NCAA Football: Big Ten Media Day David Banks-USA TODAY Sports

Rutgers fans love seeing the local media get their “comeuppance.” To a lot of fans, they are perceived as the enemy—whether that’s true or not. (Spoiler: It’s not true.) So, when announced that new head football coach Chris Ash was limiting media access during summer camp, fans got a kick out of it.

But, this move by Ash may seem like a smart one on the surface—it helps the team come together without distraction and possibly hinders the opponents from knowing some plays—it has to potential to blow up in Rutgers face.

Is that old nervous instinct in your gut rumbling a little, Rutgers fans? It is for me. Let’s try to play this out logically and explain why Rutgers fans should be a little nervous.

Had Ash opened camp to the media more than the six times he has planned, the reporters who cover our beloved Scarlet Knights would be busy. You’d see stories on position battles, feel good articles on what players overcame during the season, and maybe a column or two on how practice has changed under Ash as opposed to what former head coach Kyle Flood ran. Whatever the Ash equivalent of Club Ice is, the media would cover that.

So, in essence, there’d be a ton of content for fans, good press for Ash, and plenty for the reporters to do over the next few weeks. What’s a possible consequence? Maybe a trick play or formation leaks out before the Washington game—but during year one, when the team is a bit undermanned, I don’t think that’s the end of the world.

Now, let’s play this out as is. Ash has really cut down on the amount of time the media has at camp. But, guess what? The media still has a job to do. They still have to write stories. Maybe they write about Michigan or Penn State, and catch some recruit’s eye toward that school.

Maybe they write about women’s soccer or lacrosse or Steve Pikiell’s summer vacation (please write about his summer vacation, I’ll read it 1,000 times). And then fans ire gets up because, hey, why aren’t they covering football?

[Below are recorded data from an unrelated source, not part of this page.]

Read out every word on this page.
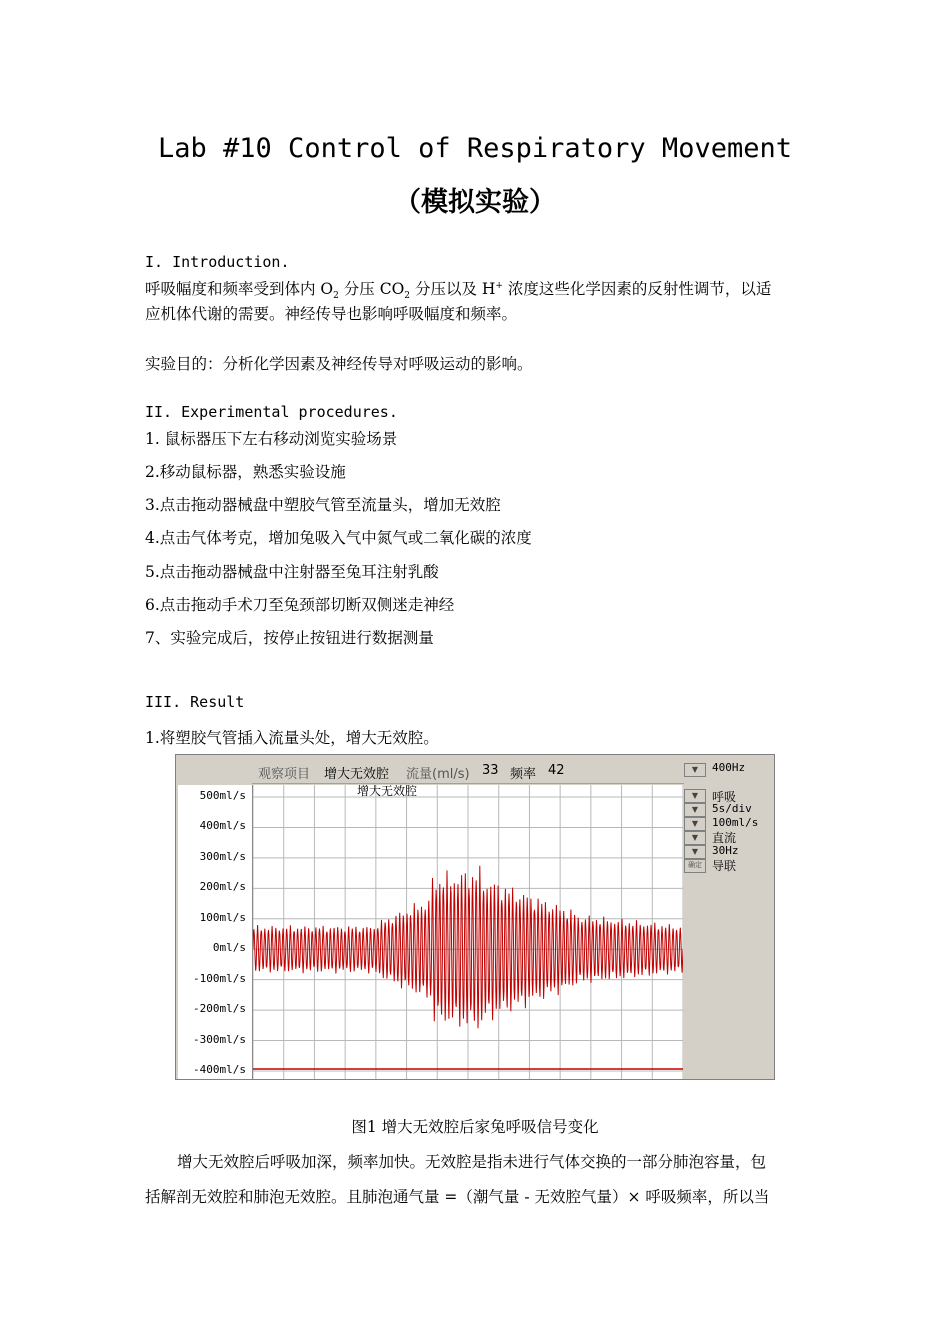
Lab #10 Control of Respiratory Movement
（模拟实验）
I. Introduction.
呼吸幅度和频率受到体内 $O_2$ 分压 $CO_2$ 分压以及 H+ 浓度这些化学因素的反射性调节，以适
应机体代谢的需要。神经传导也影响呼吸幅度和频率。
实验目的：分析化学因素及神经传导对呼吸运动的影响。
II. Experimental procedures.
1. 鼠标器压下左右移动浏览实验场景
2.移动鼠标器，熟悉实验设施
3.点击拖动器械盘中塑胶气管至流量头，增加无效腔
4.点击气体考克，增加兔吸入气中氮气或二氧化碳的浓度
5.点击拖动器械盘中注射器至兔耳注射乳酸
6.点击拖动手术刀至兔颈部切断双侧迷走神经
7、实验完成后，按停止按钮进行数据测量
III. Result
1.将塑胶气管插入流量头处，增大无效腔。
观察项目 增大无效腔 流量(ml/s) 33 频率 42
500ml/s
400ml/s
300ml/s
200ml/s
100ml/s
0ml/s
-100ml/s
-200ml/s
-300ml/s
-400ml/s
增大无效腔
▼	400Hz
▼	呼吸
▼	5s/div
▼	100ml/s
▼	直流
▼	30Hz
确定 导联
图1 增大无效腔后家兔呼吸信号变化
增大无效腔后呼吸加深，频率加快。无效腔是指未进行气体交换的一部分肺泡容量，包
括解剖无效腔和肺泡无效腔。且肺泡通气量 =（潮气量 - 无效腔气量）× 呼吸频率，所以当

Or, when stuck without something football related (and you guys love to tell me how important football is), what does a good reporter do?

He or she starts digging.

One fan on Twitter told Keith Sargeant to work his sources. Sarge is a good reporter and that’s exactly what he’s going to do. He’ll look for word from donors or others who are at camp and try to get the scoop. But let’s say that source says something—even off the record—that is a bit of talking out of school.

Something that catches the reporter’s ear.

That reporter is going to keep digging. Rutgers is a public institution, and they often give up public documents—even our own Bob Cancro is a fan of the Open Public Records Act. This is how the story of Flood and the academic issue came up last season. Sources talk. Reporters dig.

They often find things no one wanted them to find.

Now, Rutgers is in a much different position than they were last year during Flood and Julie Hermann’s tumultuous era. One hopes that the Scarlet Knights’ athletic department has their ducks in a row. But you never know. It’s an unlikely outcome, but it seems like Ash is taking a risk not that he doesn’t need to take.

Maybe it’s the paranoid Rutgers fan in me. I have no inside information, and I am more optimistic about the future of basketball, football and the rest of the department than I ever have been. But I’m still a Rutgers fan and I still have that paranoid nervousness in my gut about this stuff.

Should this happen, the initial reaction from fans would probably be to call the reporters vengeful. But it’s truly not. It’s people trying to do their jobs and make a living. They have to work and if they come across a story, they have to follow it up and write about it. That’s why Ash should essentially hand them a daily story.

It seems to me that Ash might be opening himself up to long term trouble for short term gain. Instead of giving the media something easy to write about each day, they are opening themselves up to a possible problem—whether it’s turning recruits to another school, ignoring the football program entirely until September, or finding a deep seeded problem that no one knew about.

Let the reporters come to practice, Chris Ash. It’s the easy solution to a potential problem.